J’ai donc pris contact avec l’auteur, qui après de longues négociations, a accepté de me rencontrer à condition que je ne révèle rien de son identité ou de son lieu de résidence par peur d’être retrouvé. Pour sa propre sécurité, nous l’appellerons donc Lange.
Bien sûr, le fait qu’il écrive bien et qu’il s’intéresse sincèrement à son objet d’étude ne font pas de lui un saint. Mais il reste certainement plus fréquentable que ces touristes anglais qui vont à Amsterdam uniquement pour dépenser leur salaire en achetant de la weed ou des cendriers kitschs qu’on trouve dans les boutiques à souvenirs et qui se payent autant de relations sexuelles que leur permet leur pénis ramolli par toute la drogue qu’ils se sont enfilée.
Voici une version raccourcie de notre conversation.
VICE : Salut, qu’est-ce que tu peux me dire sur toi ?
Lange : Je viens d’un milieu très modeste, je suis passé par la fac, j’ai étudié les sciences politiques. J’ai un boulot. Je me suis marié trop jeune, puis j’ai divorcé.
Quand as-tu rendu visite aux travailleuses du sexe pour la première fois ?
C’est difficile à expliquer, je ne l’avais pas prévu, je n’avais aucun besoin à satisfaire. Sur une plage, une nuit, je me suis dit « Qu’est-ce que tu fous dehors à 20h le soir de Noël ? » J’étais en plein divorce et je n’avais pas trop la tête à fêter Noël. J’ai conclu qu’une compagnie féminine pourrait me réchauffer le coeur – idéalement, j’aurais aimé être avec une jeune japonaise sexy de 25 ans (sans doute à cause de l’influence du porno). Puis, je suis redescendu sur Terre en me disant que ça avait peu de chance d’arriver, sauf si j’étais prêt à payer pour ça.

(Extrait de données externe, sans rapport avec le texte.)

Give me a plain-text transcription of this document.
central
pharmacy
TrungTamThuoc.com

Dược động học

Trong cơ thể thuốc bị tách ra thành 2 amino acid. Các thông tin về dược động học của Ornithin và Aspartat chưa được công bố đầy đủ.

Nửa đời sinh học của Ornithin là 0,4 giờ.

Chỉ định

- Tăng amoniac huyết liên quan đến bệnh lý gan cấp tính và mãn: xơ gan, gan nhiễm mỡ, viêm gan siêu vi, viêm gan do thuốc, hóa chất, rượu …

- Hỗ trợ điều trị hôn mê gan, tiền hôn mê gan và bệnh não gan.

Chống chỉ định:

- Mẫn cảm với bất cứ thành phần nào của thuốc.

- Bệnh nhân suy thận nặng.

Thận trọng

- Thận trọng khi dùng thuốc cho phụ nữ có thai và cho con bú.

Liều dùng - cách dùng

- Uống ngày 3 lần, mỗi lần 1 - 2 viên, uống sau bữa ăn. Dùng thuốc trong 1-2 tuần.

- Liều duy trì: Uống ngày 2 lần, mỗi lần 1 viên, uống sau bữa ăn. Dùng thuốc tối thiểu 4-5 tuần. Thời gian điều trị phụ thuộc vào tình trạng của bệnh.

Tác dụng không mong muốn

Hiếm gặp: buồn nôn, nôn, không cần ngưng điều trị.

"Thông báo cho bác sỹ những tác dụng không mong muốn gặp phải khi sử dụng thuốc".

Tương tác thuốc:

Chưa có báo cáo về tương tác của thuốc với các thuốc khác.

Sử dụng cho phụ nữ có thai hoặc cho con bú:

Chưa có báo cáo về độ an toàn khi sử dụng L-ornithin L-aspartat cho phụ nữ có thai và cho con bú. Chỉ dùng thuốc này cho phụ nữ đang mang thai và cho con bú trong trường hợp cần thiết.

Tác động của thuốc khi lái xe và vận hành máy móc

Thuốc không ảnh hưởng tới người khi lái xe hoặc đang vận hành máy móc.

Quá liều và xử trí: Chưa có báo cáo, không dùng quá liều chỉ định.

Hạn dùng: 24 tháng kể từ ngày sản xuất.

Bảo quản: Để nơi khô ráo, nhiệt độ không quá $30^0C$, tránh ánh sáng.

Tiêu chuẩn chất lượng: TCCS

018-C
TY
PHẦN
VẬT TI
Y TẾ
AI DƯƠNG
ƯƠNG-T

Et donc tu t’es rendu à Amsterdam.
Ouais, je me suis éclaté autant que peut le faire un homme qui n’a pas fait l’amour depuis longtemps. J’y suis revenu deux fois en six semaines. Les relations sexuelles brèves mais intenses que j’ai connues étaient vraiment agréables, mais ne correspondaient pas vraiment à ce que je recherchais. Je voulais une expérience plus intime que ce qu’avaient à offrir les filles en vitrine. Puis, un jour, j’ai sauté le pas. J’ai rendu visite à une escort girl néerlandaise en plein après-midi, et là j’ai vraiment eu l’impression de partager de bons moments avec elle, comme si c’était ma copine.
Comment ça ?
Cette relation se fait sur le long terme, elle implique des actes sexuels beaucoup plus intimes. On pouvait s’embrasser, ce qui compte beaucoup pour moi. Une relation avec une escort girl est parfois beaucoup plus excitante qu’avec une vraie copine. J’ai réitéré l’expérience aussi souvent que possible. Tu ne peux pas attendre la même chose avec une fille en vitrine, même si ça peut arriver. Parfois, il faut que je fasse la cour plusieurs fois à une fille avant de créer ce lien.

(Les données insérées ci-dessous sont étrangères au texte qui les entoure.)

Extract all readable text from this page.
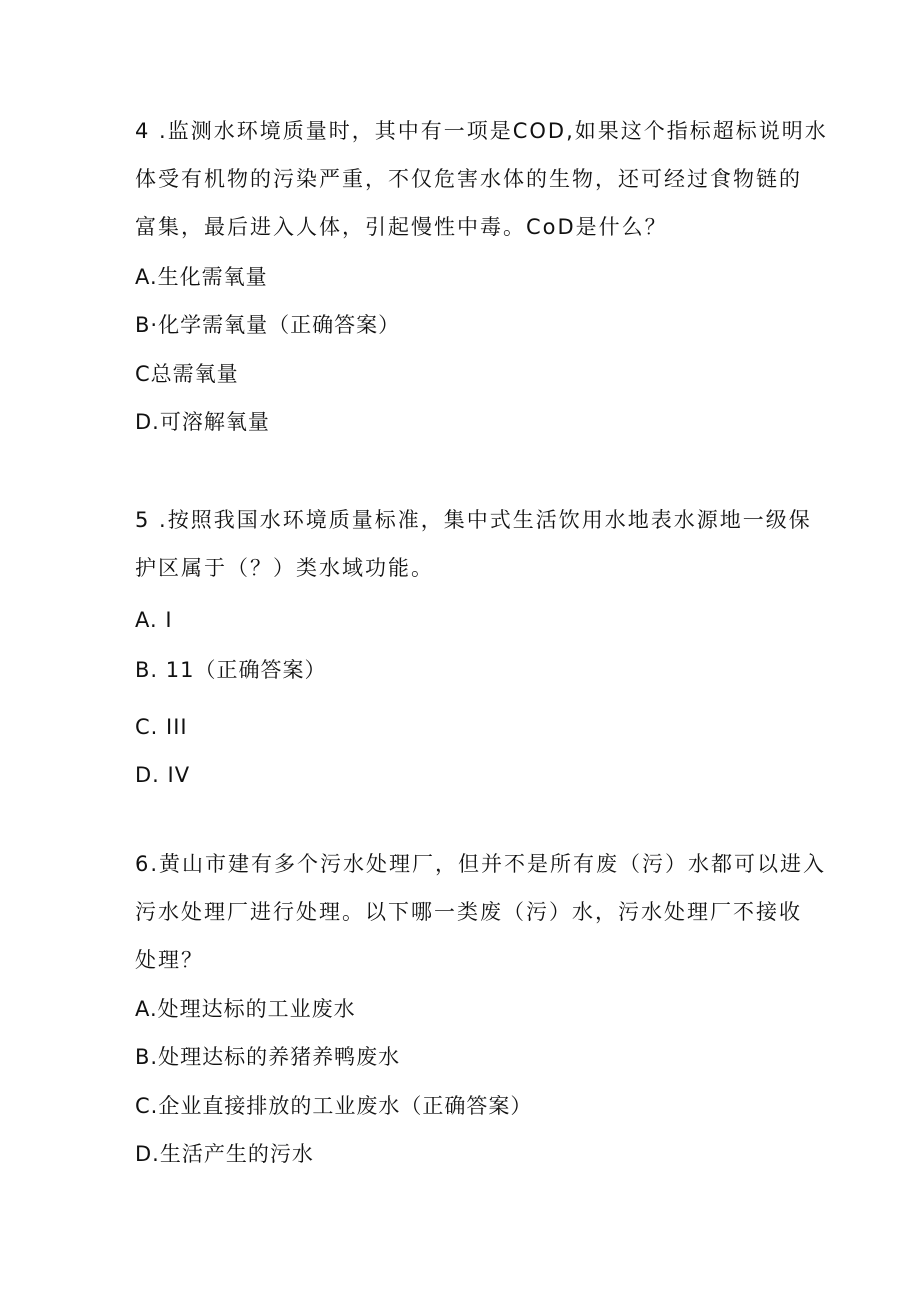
4 .监测水环境质量时，其中有一项是COD,如果这个指标超标说明水
体受有机物的污染严重，不仅危害水体的生物，还可经过食物链的
富集，最后进入人体，引起慢性中毒。CoD是什么？
A.生化需氧量
B·化学需氧量（正确答案）
C总需氧量
D.可溶解氧量
5 .按照我国水环境质量标准，集中式生活饮用水地表水源地一级保
护区属于（？）类水域功能。
A. I
B. 11（正确答案）
C. III
D. IV
6.黄山市建有多个污水处理厂，但并不是所有废（污）水都可以进入
污水处理厂进行处理。以下哪一类废（污）水，污水处理厂不接收
处理？
A.处理达标的工业废水
B.处理达标的养猪养鸭废水
C.企业直接排放的工业废水（正确答案）
D.生活产生的污水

Donc ces visites ne sont pas juste charnelles?
Absolument. Les filles auxquelles je rends visite régulièrement sont des personnes que j’affectionne vraiment. J’apprécie leur compagnie. Je m’intéresse à elles en tant que personnes. Je ne suis pas comme ces gens des services sociaux qui cataloguent les prostituées comme des êtres brisés. Pour eux, les prostituées ne sont que des statistiques et des gens vulnérables. Pour moi, ce sont au contraire des personnes qui méritent le respect. Et de ce que j’ai pu voir, elles valent souvent beaucoup mieux que ceux qui prétendent les connaître.
Est-ce facile de s’arrêter à temps avant de trop s’impliquer émotionnellement ?
J’ai trouvé ça difficile la première fois que j’ai visité le quartier rouge. J’ai commis l’erreur de croire que j’étais un client spécial pour elles. Mais plus maintenant. J’évite de m’attacher émotionnellement. Disons que c’est sympa de sortir dans le coin, mais c’est pas forcément le meilleur endroit pour rencontrer sa copine.
Qu’est-ce qui t’a motivé à écrire sur tes expériences ?
Je tenais déjà à jour un journal intime depuis deux ans avant d’arriver à Amsterdam. C’était juste après le divorce, j’avais besoin d’un exutoire à tout ce chaos sentimental. Quand j’ai commencé à arpenter le quartier rouge, j’ai continué à écrire.
S’agit-il de toi ou d’un personnage fictif dans tes écrits ? Certaines phrases semblent sortir tout droit de la bouche de Patrick Bateman dans American Psycho.
Eh bien, c’est une version de moi, ou une extension de ma personnalité si tu préfères. Je verse dans l’humour dès que j’en ai l’occasion. Je m’adresse souvent à moi-même inconsciemment parce que je me comporte parfois comme un vrai con.
Quant à American Psycho, c’est le seul bouquin que j’ai eu honte de lire et de posséder sur mes étagères. Je l’ai d’ailleurs brûlé au fond de mon jardin.
Sérieux ? Pourquoi ?
J’ai fait ça il y a longtemps et je ne me souviens plus exactement du contenu du bouquin, mais le passage où il enfonce un rat dans le vagin d’une femme reste un souvenir traumatisant. Il y avait tellement de violence gratuite que je ne voulais pas que quelqu’un pense que je le lisais juste pour me marrer. J’ai un don pour voir quand les choses vont dégénérer. J’en ai conclu que la meilleure chose à faire était de le brûler. Après, j’ai dû m’expliquer sur la provenance des cendres et des traces de brûlé sur la pelouse.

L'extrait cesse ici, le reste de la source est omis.